Jordan Soyka

New Orleans, LA

Jordan Soyka
St. Martin's Episcopal School
New Orleans, LA
How do you use Actively Learn in your classroom? 

In-class reading, assigned reading for homework, and research.

What problems were you experiencing in your classroom or school prior to adopting Actively Learn? 

Students often lost their handouts/books and it was hard to tell who was actually doing their reading.

What solutions did you try to address problems in your school/classroom prior to adopting Actively Learn? 

I often assign annotations to make sure students are reading thoroughly.

How has Actively Learn helped improve your students’ learning and/or your teaching? 
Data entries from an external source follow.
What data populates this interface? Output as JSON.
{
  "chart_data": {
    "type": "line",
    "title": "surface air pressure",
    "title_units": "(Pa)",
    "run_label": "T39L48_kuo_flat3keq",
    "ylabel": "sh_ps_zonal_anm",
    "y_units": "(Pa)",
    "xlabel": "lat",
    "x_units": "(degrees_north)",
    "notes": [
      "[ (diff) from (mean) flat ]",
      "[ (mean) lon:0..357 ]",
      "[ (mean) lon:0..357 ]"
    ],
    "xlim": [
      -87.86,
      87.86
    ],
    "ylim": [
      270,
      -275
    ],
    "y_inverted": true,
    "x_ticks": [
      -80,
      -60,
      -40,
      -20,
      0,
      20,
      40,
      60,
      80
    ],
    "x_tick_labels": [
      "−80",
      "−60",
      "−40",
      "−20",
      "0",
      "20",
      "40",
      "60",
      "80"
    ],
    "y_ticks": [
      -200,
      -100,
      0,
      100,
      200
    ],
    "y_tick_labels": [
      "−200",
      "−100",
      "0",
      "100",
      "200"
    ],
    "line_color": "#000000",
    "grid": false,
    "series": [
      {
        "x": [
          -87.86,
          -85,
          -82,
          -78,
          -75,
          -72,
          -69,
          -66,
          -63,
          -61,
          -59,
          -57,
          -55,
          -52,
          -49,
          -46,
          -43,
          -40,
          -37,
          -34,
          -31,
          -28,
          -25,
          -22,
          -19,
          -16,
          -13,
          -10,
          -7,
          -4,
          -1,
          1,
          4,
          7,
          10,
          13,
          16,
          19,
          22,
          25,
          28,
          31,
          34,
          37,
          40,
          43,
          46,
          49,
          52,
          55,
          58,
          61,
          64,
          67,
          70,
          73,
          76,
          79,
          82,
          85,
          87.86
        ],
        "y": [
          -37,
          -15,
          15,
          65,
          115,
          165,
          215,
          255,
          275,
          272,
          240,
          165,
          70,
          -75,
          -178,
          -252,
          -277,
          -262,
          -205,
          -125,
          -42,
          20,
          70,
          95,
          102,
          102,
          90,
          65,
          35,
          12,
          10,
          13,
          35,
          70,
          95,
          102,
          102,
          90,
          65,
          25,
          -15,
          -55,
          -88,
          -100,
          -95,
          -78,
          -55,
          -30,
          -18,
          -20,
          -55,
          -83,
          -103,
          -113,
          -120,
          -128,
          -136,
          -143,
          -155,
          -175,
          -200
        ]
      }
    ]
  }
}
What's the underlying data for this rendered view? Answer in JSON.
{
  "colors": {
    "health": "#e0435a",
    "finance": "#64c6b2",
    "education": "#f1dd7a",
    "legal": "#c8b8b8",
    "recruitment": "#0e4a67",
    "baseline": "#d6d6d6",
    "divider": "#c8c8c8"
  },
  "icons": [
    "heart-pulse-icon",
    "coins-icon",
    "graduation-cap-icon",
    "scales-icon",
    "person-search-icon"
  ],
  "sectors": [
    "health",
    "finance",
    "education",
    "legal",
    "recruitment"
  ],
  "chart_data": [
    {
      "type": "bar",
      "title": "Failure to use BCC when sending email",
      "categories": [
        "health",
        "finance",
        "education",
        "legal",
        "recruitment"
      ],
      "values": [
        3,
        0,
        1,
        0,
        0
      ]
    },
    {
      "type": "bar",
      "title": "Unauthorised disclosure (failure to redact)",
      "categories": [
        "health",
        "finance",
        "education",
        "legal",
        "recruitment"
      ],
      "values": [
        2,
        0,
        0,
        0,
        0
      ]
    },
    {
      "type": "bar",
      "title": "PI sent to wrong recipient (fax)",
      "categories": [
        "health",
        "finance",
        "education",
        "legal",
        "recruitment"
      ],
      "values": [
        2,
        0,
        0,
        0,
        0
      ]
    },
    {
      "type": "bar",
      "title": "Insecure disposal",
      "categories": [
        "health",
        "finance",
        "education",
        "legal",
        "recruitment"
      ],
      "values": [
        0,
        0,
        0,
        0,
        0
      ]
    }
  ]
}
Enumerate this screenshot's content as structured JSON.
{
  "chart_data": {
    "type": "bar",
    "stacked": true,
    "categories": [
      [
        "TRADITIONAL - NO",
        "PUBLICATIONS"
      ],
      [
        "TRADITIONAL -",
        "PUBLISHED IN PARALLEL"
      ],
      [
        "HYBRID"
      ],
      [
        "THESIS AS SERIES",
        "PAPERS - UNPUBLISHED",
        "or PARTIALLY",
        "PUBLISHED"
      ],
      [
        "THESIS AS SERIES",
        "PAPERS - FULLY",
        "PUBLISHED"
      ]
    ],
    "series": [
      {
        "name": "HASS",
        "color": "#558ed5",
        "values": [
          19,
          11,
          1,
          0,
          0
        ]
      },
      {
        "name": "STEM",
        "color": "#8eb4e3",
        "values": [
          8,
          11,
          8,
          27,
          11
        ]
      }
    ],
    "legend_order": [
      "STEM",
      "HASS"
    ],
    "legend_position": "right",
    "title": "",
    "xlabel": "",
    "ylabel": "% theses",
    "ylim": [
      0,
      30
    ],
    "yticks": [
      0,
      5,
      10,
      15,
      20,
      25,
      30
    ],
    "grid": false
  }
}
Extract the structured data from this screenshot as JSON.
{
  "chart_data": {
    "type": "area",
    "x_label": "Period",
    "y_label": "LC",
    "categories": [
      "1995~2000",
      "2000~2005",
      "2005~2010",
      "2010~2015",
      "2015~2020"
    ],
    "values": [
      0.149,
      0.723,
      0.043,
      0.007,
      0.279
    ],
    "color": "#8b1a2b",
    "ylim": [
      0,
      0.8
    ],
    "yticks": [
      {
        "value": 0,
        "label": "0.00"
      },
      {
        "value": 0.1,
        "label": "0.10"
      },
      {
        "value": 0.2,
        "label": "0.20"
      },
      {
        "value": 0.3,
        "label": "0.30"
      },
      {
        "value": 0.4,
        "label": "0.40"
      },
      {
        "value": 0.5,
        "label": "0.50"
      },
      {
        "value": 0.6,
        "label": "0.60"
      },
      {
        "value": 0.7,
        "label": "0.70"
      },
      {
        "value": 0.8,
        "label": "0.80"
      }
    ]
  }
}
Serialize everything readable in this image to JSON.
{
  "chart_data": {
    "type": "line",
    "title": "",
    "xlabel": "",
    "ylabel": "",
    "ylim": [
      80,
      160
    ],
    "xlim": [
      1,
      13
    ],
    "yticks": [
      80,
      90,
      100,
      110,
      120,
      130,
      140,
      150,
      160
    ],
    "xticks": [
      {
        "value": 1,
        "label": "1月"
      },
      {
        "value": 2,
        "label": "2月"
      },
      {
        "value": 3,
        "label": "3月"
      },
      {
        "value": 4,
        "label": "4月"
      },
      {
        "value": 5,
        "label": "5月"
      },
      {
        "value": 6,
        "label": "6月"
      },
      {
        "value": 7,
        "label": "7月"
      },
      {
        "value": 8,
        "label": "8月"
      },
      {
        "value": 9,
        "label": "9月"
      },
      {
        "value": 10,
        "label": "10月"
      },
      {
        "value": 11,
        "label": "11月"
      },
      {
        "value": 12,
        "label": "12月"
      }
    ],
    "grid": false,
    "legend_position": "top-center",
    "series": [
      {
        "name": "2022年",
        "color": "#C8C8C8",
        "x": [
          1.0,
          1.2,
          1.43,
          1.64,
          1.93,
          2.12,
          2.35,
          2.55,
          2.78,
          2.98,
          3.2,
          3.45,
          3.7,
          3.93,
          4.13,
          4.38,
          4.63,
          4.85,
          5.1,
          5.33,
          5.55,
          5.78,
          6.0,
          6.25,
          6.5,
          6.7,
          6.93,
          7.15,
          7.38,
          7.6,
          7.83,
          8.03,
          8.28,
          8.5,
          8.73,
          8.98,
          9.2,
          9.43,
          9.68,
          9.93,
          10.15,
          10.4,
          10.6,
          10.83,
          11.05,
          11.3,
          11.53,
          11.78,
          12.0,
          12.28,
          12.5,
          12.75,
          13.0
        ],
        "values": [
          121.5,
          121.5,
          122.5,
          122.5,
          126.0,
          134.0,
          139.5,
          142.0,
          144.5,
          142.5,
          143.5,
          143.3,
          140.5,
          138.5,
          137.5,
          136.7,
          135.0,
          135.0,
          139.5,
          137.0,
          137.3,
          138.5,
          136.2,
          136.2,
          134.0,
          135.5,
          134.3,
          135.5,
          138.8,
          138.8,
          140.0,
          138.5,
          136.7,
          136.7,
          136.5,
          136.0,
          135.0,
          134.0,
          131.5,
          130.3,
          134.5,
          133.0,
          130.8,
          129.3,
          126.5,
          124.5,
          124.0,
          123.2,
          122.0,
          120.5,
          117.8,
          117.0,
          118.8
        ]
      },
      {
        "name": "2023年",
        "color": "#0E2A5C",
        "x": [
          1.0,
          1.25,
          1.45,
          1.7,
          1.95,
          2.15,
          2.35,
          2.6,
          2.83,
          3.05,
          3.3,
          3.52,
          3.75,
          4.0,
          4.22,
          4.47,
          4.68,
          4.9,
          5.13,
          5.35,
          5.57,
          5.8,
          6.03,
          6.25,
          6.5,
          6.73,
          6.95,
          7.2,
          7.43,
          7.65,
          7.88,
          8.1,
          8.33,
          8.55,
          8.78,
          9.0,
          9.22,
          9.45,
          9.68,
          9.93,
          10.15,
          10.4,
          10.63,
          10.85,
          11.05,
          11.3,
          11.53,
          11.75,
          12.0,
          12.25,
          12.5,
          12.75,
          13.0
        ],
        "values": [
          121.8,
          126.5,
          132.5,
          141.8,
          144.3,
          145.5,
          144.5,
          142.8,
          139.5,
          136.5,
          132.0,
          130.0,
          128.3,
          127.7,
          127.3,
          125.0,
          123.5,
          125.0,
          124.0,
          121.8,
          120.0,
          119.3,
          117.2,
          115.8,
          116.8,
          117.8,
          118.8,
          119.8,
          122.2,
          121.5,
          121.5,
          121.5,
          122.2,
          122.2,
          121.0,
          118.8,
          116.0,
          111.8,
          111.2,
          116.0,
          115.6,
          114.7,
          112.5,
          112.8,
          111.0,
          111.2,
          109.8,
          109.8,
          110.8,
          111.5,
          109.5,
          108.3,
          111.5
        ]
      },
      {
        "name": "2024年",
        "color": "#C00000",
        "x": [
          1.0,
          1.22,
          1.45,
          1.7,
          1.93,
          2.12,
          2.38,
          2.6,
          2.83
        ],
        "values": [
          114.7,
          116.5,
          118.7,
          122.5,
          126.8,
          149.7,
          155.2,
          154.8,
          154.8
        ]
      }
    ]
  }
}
First, it ensures that students have their reading. No one can forget/lose their reading; as long as they have internet access, they can do their reading. Embedded questions help keeps students engaged throughout the text. It also helps me reinforce certain ideas by asking a question in the moment (instead of having to wait until the student has finished the text). The ability to alter font & color (as well as the font for people with dyslexia) also helps to keep students engaged. I also appreciate the ability to insert notes and media to enhance understanding. Finally, I love the meta-data: I can see how long it took a student to read, how many words they looked up, what areas confused them, etc. I get a much fuller picture of each student's comprehension.

How do you use Actively Learn with your students? What type of content do you assign? 

I mostly assign short fiction and nonfiction. I still really value paper books, so I've yet to use Actively Learn for any of our longer texts. I like the ability to ask different questions. Using the multiple choice allows me to assess the students' understanding without actually having to sit down and do the grading. Of course, the ability to ask short answer questions allows me to probe deeper understanding (and allowing students to see their classmates responses after they answer a question allows for instant feedback even for longer questions). Finally, I've tried more creative uses of the program. For instance, instead of assigning questions, I'll sometimes assign annotations (asking students to leave a certain number of notes).

What advice would you have for teachers who are new to Actively Learn? 

Start small. Use a small text with some well-worded short answer questions. Encourage students to take advantage of everything the program has to offer (looking up definitions, marking areas they don't understand, taking notes, etc.).